The 35 volunteers, many of whom were stationed at Castle Air Force Base before it closed in 1995, are masters at turning junk into aviation jewels. Their most recent project, which took thousands of hours over 18 months, is the restoration of a Navy A-4 Skyhawk attack aircraft that saw service during the Vietnam War.

Although the plane never will fly again, next month it will become the 50th aircraft on display at the museum. A look at what it took to restore the plane offers insight into its history.

The Douglas Aircraft Corp. built 2,960 Skyhawks from 1954 to 1979, according to a Web site maintained by the Boeing Co., which merged with McDonnell Douglas in 1997.

The A-4 was first used in combat during carrier-launched raids on North Vietnam on Aug. 4, 1964. A-4 pilots taken prisoner by the North Vietnamese included GOP presidential candidate and Arizona Sen. John S. McCain.

Skyhawks also were used by Israel during the 1973 Yom Kippur war and were part of the Navy's Blue Angels flight demonstration squadron from 1974 to 1986.

The Castle plane was built in the early 1960s as an A-4C, said Joe Pruzzo, the museum's executive director.

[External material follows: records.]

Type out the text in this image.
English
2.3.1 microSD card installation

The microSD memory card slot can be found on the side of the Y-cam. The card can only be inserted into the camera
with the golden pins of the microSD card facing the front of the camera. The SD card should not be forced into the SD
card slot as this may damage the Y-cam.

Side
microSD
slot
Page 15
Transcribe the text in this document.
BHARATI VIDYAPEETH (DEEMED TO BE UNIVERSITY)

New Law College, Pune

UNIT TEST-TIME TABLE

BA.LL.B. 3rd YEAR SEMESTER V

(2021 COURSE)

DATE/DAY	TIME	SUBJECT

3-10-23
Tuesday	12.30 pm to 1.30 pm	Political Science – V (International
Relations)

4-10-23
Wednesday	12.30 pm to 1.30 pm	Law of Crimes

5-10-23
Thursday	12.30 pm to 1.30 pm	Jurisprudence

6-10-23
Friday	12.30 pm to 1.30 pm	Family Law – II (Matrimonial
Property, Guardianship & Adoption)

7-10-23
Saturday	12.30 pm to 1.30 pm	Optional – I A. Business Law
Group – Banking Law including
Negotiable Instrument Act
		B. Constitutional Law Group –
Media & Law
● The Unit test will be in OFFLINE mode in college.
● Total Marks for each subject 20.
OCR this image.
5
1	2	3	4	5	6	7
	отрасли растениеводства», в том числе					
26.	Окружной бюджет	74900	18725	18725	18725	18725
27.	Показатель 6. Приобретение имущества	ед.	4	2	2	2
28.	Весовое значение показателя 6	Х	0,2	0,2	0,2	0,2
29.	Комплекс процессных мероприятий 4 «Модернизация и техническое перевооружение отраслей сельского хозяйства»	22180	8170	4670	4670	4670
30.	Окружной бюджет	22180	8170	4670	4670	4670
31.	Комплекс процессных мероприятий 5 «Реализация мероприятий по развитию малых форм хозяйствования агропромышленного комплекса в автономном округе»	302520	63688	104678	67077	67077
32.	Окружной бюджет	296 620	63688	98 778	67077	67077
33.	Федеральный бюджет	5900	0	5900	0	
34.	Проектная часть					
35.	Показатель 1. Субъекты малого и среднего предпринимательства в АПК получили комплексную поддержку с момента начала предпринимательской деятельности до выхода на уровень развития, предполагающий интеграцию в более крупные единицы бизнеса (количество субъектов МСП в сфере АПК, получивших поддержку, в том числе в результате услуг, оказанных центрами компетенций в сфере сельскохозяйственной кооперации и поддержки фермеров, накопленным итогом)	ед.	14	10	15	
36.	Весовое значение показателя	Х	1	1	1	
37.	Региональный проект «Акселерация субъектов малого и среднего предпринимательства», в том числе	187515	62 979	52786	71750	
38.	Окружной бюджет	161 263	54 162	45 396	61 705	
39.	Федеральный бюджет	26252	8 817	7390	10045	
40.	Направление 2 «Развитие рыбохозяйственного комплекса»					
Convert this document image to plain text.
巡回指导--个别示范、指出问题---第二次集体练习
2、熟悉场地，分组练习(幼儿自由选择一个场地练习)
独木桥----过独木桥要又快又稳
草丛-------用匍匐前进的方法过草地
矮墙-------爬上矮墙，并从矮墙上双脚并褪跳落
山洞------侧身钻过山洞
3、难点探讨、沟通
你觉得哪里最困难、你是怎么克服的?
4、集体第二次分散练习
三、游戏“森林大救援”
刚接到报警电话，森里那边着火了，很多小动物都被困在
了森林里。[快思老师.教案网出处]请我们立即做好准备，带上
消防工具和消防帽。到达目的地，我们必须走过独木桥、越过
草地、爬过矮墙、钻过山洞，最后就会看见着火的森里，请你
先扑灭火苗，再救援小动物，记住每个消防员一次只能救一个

The first letter stands for the plane's mission, "Attack," the number represents the sequence within the mission, and the second letter represents updated or modified versions of the original model.

The A-4C version of the plane later was converted into an A-4L, with added electronic systems housed in a so-called "camel's hump" behind the cockpit. As an A-4L, the plane was assigned to the River Rattlers Navy Reserve squadron in Memphis, Tenn.

The restored A-4L bears the River Rattlers' rattlesnake logo and the name of its last pilot, Cmdr. N.J. Flagler, who now lives in Lake Sherwood, Mo.

"As an A-4C, the plane made two cruises during the Vietnam War," said Ralph Robledo, who researched the bomber's history and led the restoration work.

During the Vietnam cruises, it flew missions from the aircraft carriers USS Midway, USS Coral Sea and the USS Ranger. The plane was retired from service in 1978 and was in storage at the National Museum of Naval Aviation in Pensacola, Fla., when the Castle Air Museum arranged for its transport to Atwater in August 2006.

"We got it on indefinite loan," Pruzzo said. "The plane didn't cost us anything, but we had to pay to have it disassembled and shipped to California."

Pruzzo said that with labor and shipping, plus the expense of replacement parts, the restoration cost about $12,000.

"When it came in, it looked like another pile of junk," said Bill Hiller, manager of the museum's restoration program. The cockpit was gutted, the tires were shot and some key components, such as the center pylon for the plane's rocket pods, were missing.

"We got it into the hangar and went to work on it," Hiller said. "The first thing we did was put it together and get it up on its wheels."

Next, the workers compiled a list of everything that was missing, and museum curator Larry Birks sought replacement parts from the "boneyards" at other aviation museums.

"I got on the phone and started calling other museums," Birks said. "We wound up getting parts from six places from Florida and New York to Arizona and California." What Birks couldn't find elsewhere the volunteers made themselves, including radar warning transmitters and receivers in the plane's nose and tail.

Gauges hard to find

Russ Schaff, who restored the cockpit, said his biggest challenge was finding replacement gauges.

"Clocks are the hardest things to find," he said. "People remove them from old planes and take them home." With the help of Birks, Schaff found replacements for everything that was missing in the A-4L's cockpit -- and got a little surprise in one package from Florida.

"The radar scope they sent us came with some seaweed and clamshells," he said. "We reupholstered the pilot's seat and replaced all the missing gauges. The cockpit is complete right down to blueprints."

Dave Prince of Atwater has been restoring planes at the museum for 25 years. He helped install the A-4L's wings and landing gear.

"It's always a feeling of success when you get a plane up on its wheels and you can move it around," he said.